Page MenuHomePhabricator

understand / consider systemd ApparmorProfile= option
Closed, ResolvedPublic

Description

Once Whonix will be based on Debian version 9 codename Stretch, systemd will provide an ApparmorProfile= option.

Quoted from https://wiki.debian.org/AppArmor/Progress:

Integrate with systemd by: waiting for systemd v210+, which has a ApparmorProfile= option, or ship upstart's /lib/init/apparmor-profile-load as an apparmor helper script and call it in systemd's ExecPreStart=

Quoted from http://manpages.debian.org/cgi-bin/man.cgi?&query=systemd.exec:

AppArmorProfile=
    Takes a profile name as argument. The process executed by the unit
    will switch to this profile when started. Profiles must already be
    loaded in the kernel, or the unit will fail. This result in a non
    operation if AppArmor is not enabled. If prefixed by "-", all
    errors will be ignored.

onion-grater (Control Port Filter Proxy)'s AppArmor profile /etc/apparmor.d/usr.sbin.cpfpd is effective without that option. One can verify that by test wise out commenting something form the profile. After reboot, denied messages would pop up.

TODO research:

  • What's the ApparmorProfile= option good for?
  • Should we use it?
  • Should we prefix by -?

Details

Impact
Normal

Event Timeline

Patrick raised the priority of this task from to Normal.
Patrick updated the task description. (Show Details)
Patrick set Impact to Normal.
Patrick added subscribers: Patrick, HulaHoop, nrgaway and 2 others.

What's the ApparmorProfile= option good for?

I'm still unsure as to the exact benefits from it but upstream decided to go with it in their Tor service file. I was going to ask for more information but OFTC has been out the whole day.

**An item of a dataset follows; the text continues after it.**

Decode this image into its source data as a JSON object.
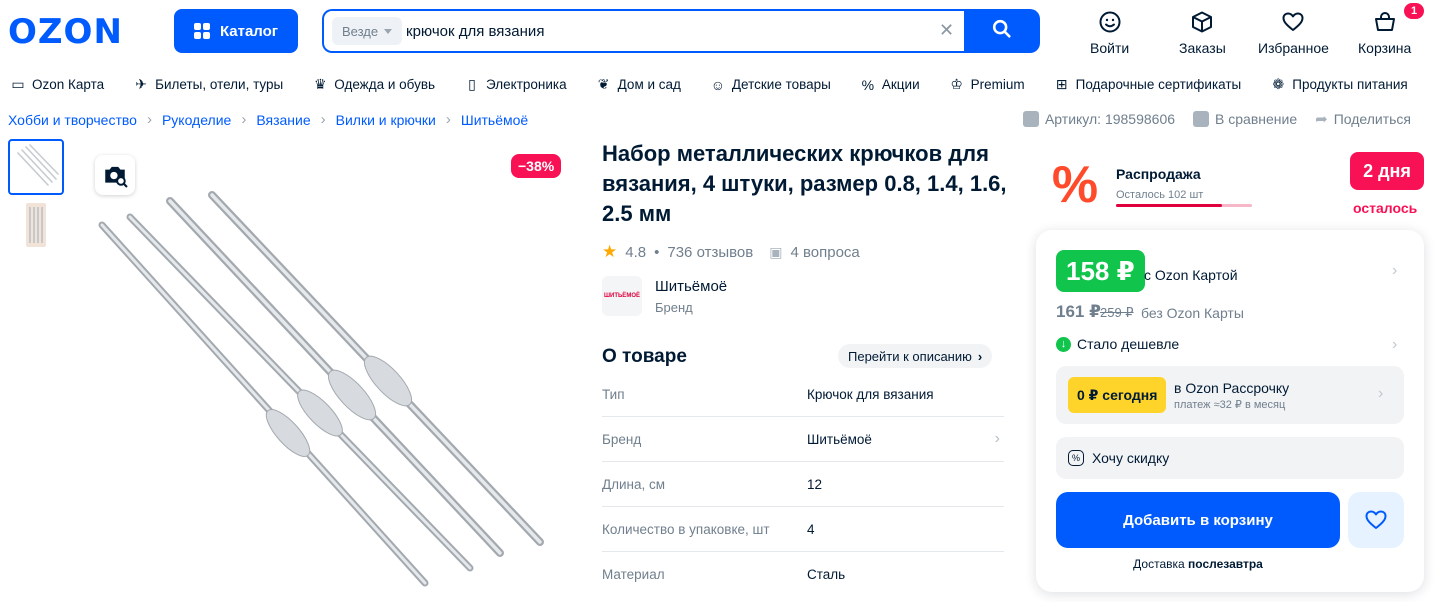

https://trac.torproject.org/projects/tor/ticket/8368

Looks like this option is not implemented.
Added

AppArmorProfile=/etc/apparmor.d/usr.sbin.cpfpd

in control-port-filter-python.service. It works as expected.
But with a typo

AppArmorProfile=/etc/apparmor.d/usr.sbin.cpf

It still works. sudo service control-port-filter-python status reports active (running), and the process is still enforced.

Jessie has systemd 215, meaning this *should* be in there. If its not working its probably a bug.

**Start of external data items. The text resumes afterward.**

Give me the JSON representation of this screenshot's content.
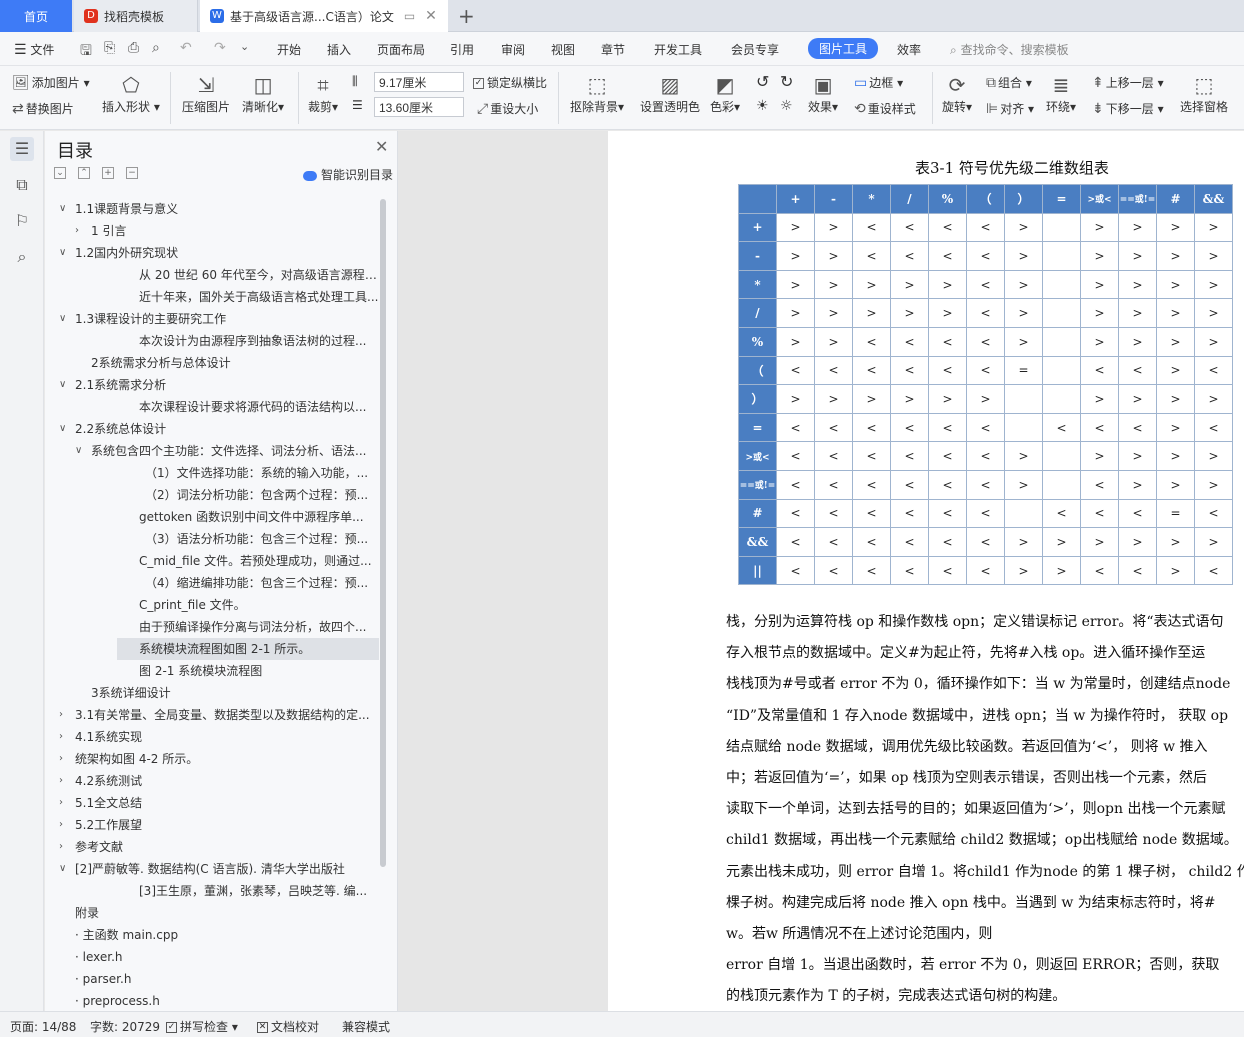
{
  "tabs": {
    "home": "首页",
    "t1": "找稻壳模板",
    "t2": "基于高级语言源...C语言）论文"
  },
  "menu": {
    "file": "文件",
    "items": [
      "开始",
      "插入",
      "页面布局",
      "引用",
      "审阅",
      "视图",
      "章节",
      "开发工具",
      "会员专享"
    ],
    "active": "图片工具",
    "efficiency": "效率",
    "search": "查找命令、搜索模板"
  },
  "ribbon": {
    "add_pic": "添加图片",
    "replace_pic": "替换图片",
    "insert_shape": "插入形状",
    "compress": "压缩图片",
    "sharpen": "清晰化",
    "crop": "裁剪",
    "width": "9.17厘米",
    "height": "13.60厘米",
    "lock_ratio": "锁定纵横比",
    "resize": "重设大小",
    "cutout": "抠除背景",
    "transparent": "设置透明色",
    "color": "色彩",
    "effect": "效果",
    "border": "边框",
    "reset_style": "重设样式",
    "rotate": "旋转",
    "group": "组合",
    "align": "对齐",
    "wrap": "环绕",
    "up": "上移一层",
    "down": "下移一层",
    "select_pane": "选择窗格"
  },
  "panel": {
    "title": "目录",
    "smart": "智能识别目录"
  },
  "toc": [
    {
      "text": "1.1课题背景与意义",
      "tw": "v"
    },
    {
      "text": "1 引言",
      "tw": ">"
    },
    {
      "text": "1.2国内外研究现状",
      "tw": "v"
    },
    {
      "text": "从 20 世纪 60 年代至今，对高级语言源程序...",
      "tw": ""
    },
    {
      "text": "近十年来，国外关于高级语言格式处理工具...",
      "tw": ""
    },
    {
      "text": "1.3课程设计的主要研究工作",
      "tw": "v"
    },
    {
      "text": "本次设计为由源程序到抽象语法树的过程...",
      "tw": ""
    },
    {
      "text": "2系统需求分析与总体设计",
      "tw": ""
    },
    {
      "text": "2.1系统需求分析",
      "tw": "v"
    },
    {
      "text": "本次课程设计要求将源代码的语法结构以...",
      "tw": ""
    },
    {
      "text": "2.2系统总体设计",
      "tw": "v"
    },
    {
      "text": "系统包含四个主功能：文件选择、词法分析、语法...",
      "tw": "v"
    },
    {
      "text": "（1）文件选择功能：系统的输入功能，...",
      "tw": ""
    },
    {
      "text": "（2）词法分析功能：包含两个过程：预...",
      "tw": ""
    },
    {
      "text": "gettoken 函数识别中间文件中源程序单...",
      "tw": ""
    },
    {
      "text": "（3）语法分析功能：包含三个过程：预...",
      "tw": ""
    },
    {
      "text": "C_mid_file 文件。若预处理成功，则通过...",
      "tw": ""
    },
    {
      "text": "（4）缩进编排功能：包含三个过程：预...",
      "tw": ""
    },
    {
      "text": "C_print_file 文件。",
      "tw": ""
    },
    {
      "text": "由于预编译操作分离与词法分析，故四个...",
      "tw": ""
    },
    {
      "text": "系统模块流程图如图 2-1 所示。",
      "tw": ""
    },
    {
      "text": "图 2-1  系统模块流程图",
      "tw": ""
    },
    {
      "text": "3系统详细设计",
      "tw": ""
    },
    {
      "text": "3.1有关常量、全局变量、数据类型以及数据结构的定...",
      "tw": ">"
    },
    {
      "text": "4.1系统实现",
      "tw": ">"
    },
    {
      "text": "统架构如图 4-2 所示。",
      "tw": ">"
    },
    {
      "text": "4.2系统测试",
      "tw": ">"
    },
    {
      "text": "5.1全文总结",
      "tw": ">"
    },
    {
      "text": "5.2工作展望",
      "tw": ">"
    },
    {
      "text": "参考文献",
      "tw": ">"
    },
    {
      "text": "[2]严蔚敏等. 数据结构(C 语言版). 清华大学出版社",
      "tw": "v"
    },
    {
      "text": "[3]王生原，董渊，张素琴，吕映芝等. 编...",
      "tw": ""
    },
    {
      "text": "附录",
      "tw": ""
    },
    {
      "text": "· 主函数 main.cpp",
      "tw": ""
    },
    {
      "text": "· lexer.h",
      "tw": ""
    },
    {
      "text": "· parser.h",
      "tw": ""
    },
    {
      "text": "· preprocess.h",
      "tw": ""
    }
  ],
  "doc": {
    "caption": "表3-1 符号优先级二维数组表",
    "table": {
      "header": [
        "",
        "+",
        "-",
        "*",
        "/",
        "%",
        "（",
        "）",
        "=",
        ">或<",
        "==或!=",
        "#",
        "&&"
      ],
      "rows": [
        [
          "+",
          ">",
          ">",
          "<",
          "<",
          "<",
          "<",
          ">",
          "",
          ">",
          ">",
          ">",
          ">"
        ],
        [
          "-",
          ">",
          ">",
          "<",
          "<",
          "<",
          "<",
          ">",
          "",
          ">",
          ">",
          ">",
          ">"
        ],
        [
          "*",
          ">",
          ">",
          ">",
          ">",
          ">",
          "<",
          ">",
          "",
          ">",
          ">",
          ">",
          ">"
        ],
        [
          "/",
          ">",
          ">",
          ">",
          ">",
          ">",
          "<",
          ">",
          "",
          ">",
          ">",
          ">",
          ">"
        ],
        [
          "%",
          ">",
          ">",
          "<",
          "<",
          "<",
          "<",
          ">",
          "",
          ">",
          ">",
          ">",
          ">"
        ],
        [
          "（",
          "<",
          "<",
          "<",
          "<",
          "<",
          "<",
          "=",
          "",
          "<",
          "<",
          ">",
          "<"
        ],
        [
          "）",
          ">",
          ">",
          ">",
          ">",
          ">",
          ">",
          "",
          "",
          ">",
          ">",
          ">",
          ">"
        ],
        [
          "=",
          "<",
          "<",
          "<",
          "<",
          "<",
          "<",
          "",
          "<",
          "<",
          "<",
          ">",
          "<"
        ],
        [
          ">或<",
          "<",
          "<",
          "<",
          "<",
          "<",
          "<",
          ">",
          "",
          ">",
          ">",
          ">",
          ">"
        ],
        [
          "==或!=",
          "<",
          "<",
          "<",
          "<",
          "<",
          "<",
          ">",
          "",
          "<",
          ">",
          ">",
          ">"
        ],
        [
          "#",
          "<",
          "<",
          "<",
          "<",
          "<",
          "<",
          "",
          "<",
          "<",
          "<",
          "=",
          "<"
        ],
        [
          "&&",
          "<",
          "<",
          "<",
          "<",
          "<",
          "<",
          ">",
          ">",
          ">",
          ">",
          ">",
          ">"
        ],
        [
          "||",
          "<",
          "<",
          "<",
          "<",
          "<",
          "<",
          ">",
          ">",
          "<",
          "<",
          ">",
          "<"
        ]
      ]
    },
    "paragraphs": [
      "栈，分别为运算符栈 op 和操作数栈 opn；定义错误标记 error。将“表达式语句",
      "存入根节点的数据域中。定义#为起止符，先将#入栈 op。进入循环操作至运",
      "栈栈顶为#号或者 error 不为 0，循环操作如下：当 w 为常量时，创建结点node",
      "“ID”及常量值和 1 存入node 数据域中，进栈 opn；当 w 为操作符时， 获取 op",
      "结点赋给 node 数据域，调用优先级比较函数。若返回值为‘<’， 则将 w 推入",
      "中；若返回值为‘=’，如果 op 栈顶为空则表示错误，否则出栈一个元素，然后",
      "读取下一个单词，达到去括号的目的；如果返回值为‘>’，则opn 出栈一个元素赋",
      "child1 数据域，再出栈一个元素赋给 child2 数据域；op出栈赋给 node 数据域。",
      "元素出栈未成功，则 error 自增 1。将child1 作为node 的第 1 棵子树， child2 作为",
      "棵子树。构建完成后将 node 推入 opn 栈中。当遇到 w 为结束标志符时，将#",
      "w。若w 所遇情况不在上述讨论范围内，则",
      "error 自增 1。当退出函数时，若 error 不为 0，则返回 ERROR；否则，获取",
      "的栈顶元素作为 T 的子树，完成表达式语句树的构建。"
    ]
  },
  "status": {
    "page": "页面: 14/88",
    "words": "字数: 20729",
    "spell": "拼写检查",
    "proof": "文档校对",
    "compat": "兼容模式"
  }
}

Progress information on this feature in Debian:

https://bugs.debian.org/cgi-bin/bugreport.cgi?bug=760526

Yes there was a bug with the filesystem protections of apparmor and systemd conflicting. Improvements were added upstream in both projects but came late for the Jessie merge window.

To understand more the purpose of this feature please read the mail list discussion.

Yes, AppArmorProfile= is >= Debian version 9 codename Stretch only.

I think I now understand what's it about. It's useful if we wanted to contain a daemon but not maintain a system wide apparmor profile for that daemon. Such as Debian's system_tor profile for Tor. It apparmor-contains the daemon, but starting the daemon manually from the command line is unsupported by that profile.

Our options once using Debian version 9 codename Stretch.

a) dh-apparmor way

  • Use dh-apparmor.
  • Not using systemd's AppArmorProfile=
  • Ship "global" profiles.
  • Like we currently do with cpfpy in Whonix 11.

b) systemd's AppArmorProfile= way

  • Not using dh-apparmor.
  • Using systemd's AppArmorProfile=
  • We ship system profiles only (example: system_cpfpy).

With our current method a) that we are using for cpfpy, there is a "bug". Users could not easily start secondary instances of cpfpy from command line with separate options while profiting from AppArmor. That use case isn't needed. No one ever required that. Method b) would be a bit more correct. It would be more clear, that we only support the AppArmor use case in context of the default systemd unit file. The "missing feature" would then be "you only have a "system" AppArmor profile, no "global" one. Not "perfect" either way, but certainly good enough for a long time either way, looks like. (Also "perfect" here would mean a code and support for stuff that one one even raised.)

With our current daemons, AppArmor profiles and users this whole thing is a corner case. I recommend we just leave it as it - because it works - until it comes up and/or just say "patches welcome".

Patrick renamed this task from systemd ApparmorProfile= option to understand / consider systemd ApparmorProfile= option.Feb 10 2016, 1:38 AM
Patrick closed this task as Resolved.
Patrick claimed this task.

T355#5608 should be a good enough summary. And done. Nothing left to do here.